Crime e castigo
A narrativa é protagonizada por Justin (Nicholas Hoult), que é chamado para servir de jurado em um julgamento de homicídio. Ele tenta sair da convocação alegando a gravidez de risco da esposa, Allison (Zoey Deutch), mas a juíza nega afirmando que ele só irá ficar o mesmo número de horas de seu expediente regular. Quando os trabalhos começam, Justin se dá conta que o réu está sendo acusado de ter assassinado uma mulher que o próprio Justin tinha atropelado acidentalmente meses atrás. Como o réu era ex-namorado da mulher assassinada e tinha um histórico de violência, as autoridades automaticamente o consideraram como responsável pela morte. Justin é um alcoólatra em recuperação e tem uma condenação de anos atrás por dirigir embriagado, o que faria sua pena ser altíssima caso assumisse a culpa. Agora, Justin precisa convencer o júri a inocentar o réu para evitar que um inocente vá para a cadeia ao mesmo tempo que tenta afastar qualquer conjectura sobre o possível culpado real.
Nicholas Hoult é ótimo em nos fazer ver o conflito interno do personagem, mesmo quase não verbalizando isso. Cada debate no júri é visível em seu olhar que ele está lutando pela própria vida enquanto tenta convencer os demais de que a promotoria não provou a culpa do réu acima de uma dúvida razoável ao mesmo tempo em que tenta controlar a conversa para que ninguém pondere demais as evidências para chegar na real causa da morte da vítima. A fotografia recorre constantemente a uma iluminação parcial no rosto de Justin para evocar a divisão moral interna do personagem.
Nas mãos de qualquer outro diretor o resultado seria um thriller de tribunal ao estilo John Grisham, cheio de guinadas e reviravoltas chocantes. Sob Eastwood, é uma contemplação sobre moralidade, culpa e qual o verdadeiro significado de justiça. Justin claramente se incomoda com a possiblidade de condenar um inocente, mas quanto mais ele investiga as possibilidades do que aconteceria se ele fosse descoberto e os debates se acirram com alguns jurados se mostrando inflexíveis em sua opinião sobre a culpa do réu, mais Justin começa a racionalizar a possibilidade de condenar um inocente, ponderando a respeito de onde estaria a injustiça de deixar a esposa e filha recém nascidas sofrerem com sua prisão. Claro, tudo isso é o personagem tentando tirar de si o peso da culpa pela possível injustiça que ele irá cometer.

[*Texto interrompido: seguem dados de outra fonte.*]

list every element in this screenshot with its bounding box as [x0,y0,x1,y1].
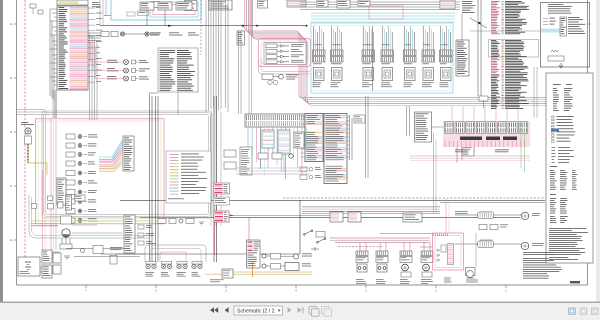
machine box cyan band [541,29,560,33]
feed line label boxes [150,32,161,35]
quad bus verticals [149,96,151,262]
bottom bus vertical x300 [299,200,301,254]
frame bottom border [17,284,588,286]
feed arrowhead 2 [242,25,247,27]
svg-text:E: E [10,76,12,80]
frame right border [587,0,589,285]
starter relay stacks [53,253,61,263]
cyan box component 2 [184,1,197,11]
injector group 3 [362,50,375,56]
verticals feeding bottom right area [433,133,435,213]
wires into battery area [420,246,433,248]
battery nested pink loop outer [433,233,464,270]
pump motor group C [400,251,412,256]
green wires in K1 [520,121,522,168]
arrow on red wire [230,215,234,217]
red mini stack upper [214,183,230,194]
top right corner text [548,3,563,6]
bus lines right of x300 [302,206,440,208]
legend wire gauge table 2 [550,193,556,196]
wire table lower pin dashes [502,39,504,42]
toolbar prev-page button [225,307,229,313]
yellow inner line of cab box [38,121,161,221]
sender stack bottom-center [247,240,261,268]
legend gauge table 3 [550,215,555,218]
label box upper [75,195,86,201]
cab connector stack [123,136,134,171]
battery labels [444,277,451,280]
ECM label box right [354,115,365,123]
legend notes paragraph [549,227,587,230]
legend swatch row 4 [170,163,179,165]
svg-text:Schematic (2 / 2: Schematic (2 / 2 [237,308,275,314]
sender row 2 box [271,264,281,270]
yellow wire elbow [28,163,47,175]
feed junction dot A [256,25,258,27]
feeder junction dot [478,22,480,24]
machine box dash rows [543,18,548,20]
machine box text rows [568,16,580,19]
plug under wire table [479,96,488,101]
battery label [20,270,29,273]
ECM left stubs [301,115,306,117]
red drops to solenoid groups [359,242,361,251]
sender row 2 wire [281,265,286,267]
pink verticals feeding battery box [445,199,447,233]
top right label rows [462,0,473,3]
machine box label plate [548,56,564,61]
ignition connector stack [124,215,135,253]
wrap lines under module [259,60,311,74]
top small connector box T2 [158,2,172,10]
svg-text:M: M [404,266,407,270]
red wire from fuse stack [229,214,340,216]
frame left border [16,0,18,285]
barrel connector upper [478,212,494,219]
connector stack K2 [415,112,432,142]
legend swatch row 12 [170,187,179,189]
wires J1 right side horizontals [88,32,101,34]
pink verticals lower-left [50,119,52,250]
injector group 4 [381,50,394,56]
machine box outline [541,3,590,68]
bottom switch S1 [305,231,311,234]
ECM stack right [324,114,347,184]
sender row 1 plug [262,254,266,258]
K1 pink background field [443,121,530,147]
wire K2 to K1 [432,126,444,128]
connector stack right of legend [240,147,252,175]
outer loop around lower-left [29,195,150,238]
central bus verticals [205,0,207,112]
mini stack right of labels [237,31,245,45]
battery diode marks [437,249,440,251]
cyan inner loop wires [150,2,198,17]
injector vertical wires [313,26,315,50]
breaker label box row1b [111,32,118,37]
wire into machine box [470,30,541,32]
fuel pump component [222,269,233,278]
svg-text:E: E [10,130,12,134]
battery inner small box [441,245,446,252]
wire from fuse list down [177,92,179,114]
stack output wires [52,251,60,253]
breaker label box row1 [101,32,109,37]
wire into connector row [115,253,145,255]
toolbar next-page button disabled [288,307,292,313]
wires under top boxes [146,10,148,26]
fuse box F4 [348,212,361,222]
relay module box [264,43,306,65]
pink harness into H1 bundle [299,96,582,98]
ground symbol mid [199,222,204,225]
yellow fuel wires center [231,271,312,273]
red vertical drop [214,222,216,254]
legend color table header [553,83,561,86]
top small connector box T3 [176,2,192,10]
row1 tail wire [149,33,160,35]
horn connector H2 [480,240,492,246]
wire table upper pin dashes [502,0,504,3]
routing loops above connector row [145,245,206,262]
diagonal wire to table [470,18,487,28]
ECM stack left [305,114,323,162]
pink verticals pair 2 [42,170,44,250]
toolbar view icon single active [569,308,576,314]
connector J1 header box [57,0,88,5]
pump motor group D [421,251,433,256]
grey lines through band to strip [248,0,250,114]
legend swatch row 2 [170,157,179,159]
connector J1 tall stack body [57,6,88,90]
plug symbol row1 [120,32,124,36]
pink harness dashed line left margin [24,0,26,268]
legend swatch row 3 [170,160,179,162]
box on key output [93,246,103,254]
grey drop right of battery [475,233,477,267]
cab fan wires tan [99,161,123,169]
pink wrap around relay module [259,39,311,67]
solenoid group B [376,251,388,256]
toolbar last-page button disabled [298,307,302,313]
page number block [570,281,580,283]
module lower component row [262,74,273,80]
yellow-black striped wire [27,144,29,163]
legend swatch row 11 [170,184,179,186]
double bus line vertical right of legend [213,96,215,262]
pink wires right of J1 [90,42,92,62]
red feed to sender stack [248,218,250,240]
long bus line y200 [120,199,545,201]
long feed line y254 [101,253,300,255]
wire above E2 [461,14,463,40]
battery top feed line [380,233,433,235]
ECM bottom left rows [300,167,307,172]
mid component row between horns [479,225,487,230]
injector box divider vertical [372,26,374,91]
key switch [62,229,70,237]
grey mini stack middle [214,197,230,205]
wire table lower codes [491,39,496,42]
coolant sensor symbol [25,128,31,134]
left page shadow strip [0,0,3,302]
cyan box left stub [104,15,111,17]
wire bundle J1 down to lower left area [52,90,54,118]
wires from key switch [72,224,98,226]
labels under K1 [455,149,467,152]
legend footnote [168,198,184,201]
ECM collector verticals [349,115,351,160]
coolant sensor label [21,121,28,124]
white box over bus top [209,0,232,10]
cyan box label box [138,11,149,16]
K1 pin groups [445,122,454,134]
verticals from top edge left of cyan box [99,0,101,26]
horn B2 [521,242,529,250]
cyan pink wires crossing right [236,167,310,169]
legend wire gauge table 1 [550,165,557,168]
top connector stack tiny 3 [358,0,370,6]
ECM pin strip left segment [245,114,309,127]
top stack above pink band [258,0,268,8]
long bus line y217 [140,217,520,219]
J1 right stub wires with labels [88,7,95,9]
bulkhead connector row [146,264,150,268]
pink drops from H1 to K1 [451,106,453,121]
top-left label rows near J1 [92,1,99,4]
injector cyan box outline [311,23,453,93]
top pink connector stack [440,0,455,9]
rows right of ignition stack [138,225,144,229]
legend swatch row 10 [170,181,179,183]
page bottom shadow [0,302,600,304]
pink wires lower left [31,223,58,225]
legend box outline [166,151,211,203]
machine box inner stack [560,17,567,36]
svg-text:E: E [10,238,12,242]
frame row tick letters left [14,23,17,25]
orange vertical wire [252,262,254,277]
machine box ground arrow [559,63,563,68]
bottom right notes paragraph [523,251,554,254]
cab fan wires cyan [99,139,123,157]
injector group 7 [440,50,453,56]
ECM stack left gap [306,126,322,132]
sender row 1 gauge [293,254,298,259]
svg-text:M: M [425,266,428,270]
wire table upper codes pink [491,0,500,3]
fuse list block [158,48,198,92]
sensor row 1 [107,59,117,62]
feed arrowhead 1 [168,25,173,27]
battery nested pink loop inner [435,236,461,268]
svg-text:E: E [10,22,12,26]
wire drops from J1 left [49,9,51,96]
injector dark bus horizontals [300,1,460,3]
horn B1 [521,212,529,220]
extra bus line y202 [440,202,545,204]
legend color table rows [553,87,557,90]
toolbar page dropdown [234,306,283,315]
sender row 2 plug [262,264,266,268]
dashed vertical wire left of bus [200,0,202,55]
sender row 1 label [302,253,312,256]
coolant sensor body [25,136,32,144]
small stacks below ECM strip [262,130,274,148]
left connector stack LC [57,178,66,205]
toolbar layers icon 2 disabled [322,307,330,315]
injector group 5 [404,50,417,56]
dashed bus line y198 [283,197,545,199]
central bus lower extensions [210,112,212,226]
ECM stack right gap [325,161,346,166]
injector cyan box inner line [314,26,451,91]
toolbar view icon three [592,308,599,314]
yellow long wire left [31,220,152,222]
top small connector box T1 [140,2,154,10]
cab fan wires pink [99,146,123,160]
wire row1 [125,33,145,35]
top connector stack tiny 2 [337,0,350,8]
top-left corner small boxes [30,4,36,8]
key switch lower contacts [61,238,63,244]
legend symbol list [552,116,555,118]
vertical drop wires right of J1 [89,34,91,120]
K1 dark connector bars [460,137,482,141]
breaker box F5 [403,213,422,222]
pink cab box outline [36,119,165,224]
small stack below table [462,146,474,156]
connector J1 pin labels [59,6,65,9]
left sender component row [158,219,166,224]
quad bus elbow top [150,93,159,96]
loop feed lines from frame [17,109,46,111]
battery top pin ticks [433,234,435,237]
small box right of stacks [110,255,117,264]
fuse box F3 [330,212,343,222]
twin circles under module [268,80,272,84]
top connector stack tiny 1 [317,0,328,7]
connector stack E2 [456,40,469,76]
middle component rows column [66,134,75,139]
pink horizontals under K1 [410,155,530,157]
sensor row 2 [107,67,115,70]
vertical connector mini stack [66,195,72,210]
ground under key switch [64,256,70,259]
sender row 1 wire [281,255,294,257]
battery inner pin stack [448,244,454,265]
verticals H1 to K2 [406,106,408,136]
legend swatch row 9 [170,178,179,180]
sender row 1 box [271,254,281,260]
machine box resistor [551,50,559,52]
legend swatch row 6 [170,169,179,171]
diode D1 [311,247,319,251]
relay module rows [266,44,277,48]
battery leads [40,267,42,269]
toolbar layers icon 1 [309,307,317,315]
battery box left [18,257,40,276]
battery symbol left [25,261,31,263]
cyan circuit box outline [111,0,201,20]
cab fan wires yellow [99,156,123,166]
legend swatch row 13 [170,190,179,192]
horn connector H1 [480,212,492,218]
plug on key output [81,249,85,253]
sender row 2 device [285,263,299,271]
legend highlighted row [551,129,559,132]
wire table lower section header box [489,40,539,58]
vertical feeders left of table [477,0,479,96]
wire table upper descriptions [505,0,522,3]
legend swatch row 8 [170,175,179,177]
K1 pink stripes lower [444,141,446,147]
cyan box component 1 [152,2,160,8]
wires below small stacks [267,148,269,168]
top wide pink stack [287,0,306,7]
sender row 2 label [302,263,311,266]
solenoid group A [356,251,368,256]
toolbar view icon two [580,308,587,314]
red verticals from K1 area [456,147,458,163]
components right of legend [258,153,268,159]
pink harness vertical band from top [245,0,300,96]
grey routing loop nest [42,111,212,218]
pink wires to sensor rows [91,61,124,63]
horn labels left [455,210,468,213]
legend footer rows [549,256,568,259]
plug symbol row1b [145,32,149,36]
injector wire gauge labels [314,44,322,47]
cyan box wire label 2 [127,12,135,16]
grey vertical lower-left [55,121,57,250]
key output line [66,247,127,249]
injector group 6 [422,50,435,56]
motor under battery box [466,268,476,276]
ECM pin stubs to collector [347,116,350,118]
frame row ticks right [588,23,591,25]
legend swatch row 5 [170,166,179,168]
toolbar background [0,303,600,320]
frame column ticks bottom [85,285,87,288]
sensor row 3 [107,75,116,78]
colored wire drops under ECM strip [247,127,249,148]
dashed sense wire [338,246,382,248]
legend swatch row 14 [170,193,179,195]
injector group 2 [331,50,344,56]
connector stack CL1 [42,250,52,263]
harness H1 right edge drop [581,98,583,200]
main feed line [100,25,307,27]
red distribution bundle [330,237,430,239]
junction boxes right of bus [224,150,236,157]
legend swatch row 1 [170,154,179,156]
wires to horns [494,214,522,216]
bottom switch S2 [318,239,324,242]
verticals from machine box to K1 [533,67,535,118]
right page edge shading [596,0,600,302]
wire stubs J1 left side [50,8,57,10]
parts row boxes upper [32,204,37,209]
central bus pair right [238,30,240,114]
wire table lower descriptions [505,39,521,42]
legend swatch row 7 [170,172,179,174]
connector stack CL2 [42,265,52,278]
feed junction dot B [306,25,308,27]
fuel pump label [210,279,224,282]
barrel connector lower [478,241,494,248]
legend notes box outline [546,73,593,263]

O filme ilustra de maneira muito clara esse sentimento de culpa na cena em que ele coloca a filha no berço e ouve o som de sirenes da polícia. A música se torna tensa e Justin caminha até a janela, como se temesse que as sirenes fossem para ele. É um momento que revela como Justin provavelmente nunca terá paz por mais que tente justificar a si mesmo que há algum grau de correção moral no que fez.
Justiça e poder
Justin não é o único personagem com um conflito moral interno. A promotora Faith (Toni Colette) também está analisando o próprio senso de moralidade enquanto navega pelo caso. Em meio a uma campanha de reeleição para o cargo de promotora, ela é pressionada para conseguir uma condenação rápida no caso que se tornou público na cidade. Conforme as deliberações do júri se estendem mais do que o esperado, porém, e ouvindo alguns dos jurados, como ex-policial Harold (J.K Simmons), Faith começa a questionar se está realmente sendo justa com o réu que está acusando.
O caminho dela é quase o inverso de Justin. Se o primeiro vai abrindo mão do próprio senso de moralidade para fazer o que é mais conveniente para si, a promotora aos poucos deixa de pensar na ação que vai lhe trazer mais ganhos políticos e começa a pensar no que seria mais correto a se fazer, ou seja, investigar o caso mais a fundo para encontrar o real culpado e não arriscar condenar um inocente. O arco da promotora também ilustra alguns problemas inerentes no sistema de justiça do país, já que por ser um cargo eletivo e não técnico uma promotora de justiça precisa se preocupar se seus resultados serão vistos como positivos pelo público e irão ajudar a se manter no cargo ao invés de apenas se preocupar se está servindo a lei e a justiça de maneira correta.
A produção tem maturidade o
bastante para não dar respostas fáceis às questões éticas complexas que posa
deixando o final em aberto, de modo que o destino e as escolhas definitivas de
Justin e Faith fiquem à cargo do público. É como se Eastwood mirasse as lentes
de sua câmera de volta para o espectador e solicitasse que ele investigasse o
próprio senso de moralidade diante de uma situação como aquela. Aos 94 anos
Clint Eastwood não parece interessado em nos dizer o que é certo ou errado,
justo ou injusto, ele prefere nos provocar a pensar em nossa própria moralidade
e se nossas ações são feitas levando em conta aquilo que mais correto ou aquilo
que é melhor para nós individualmente.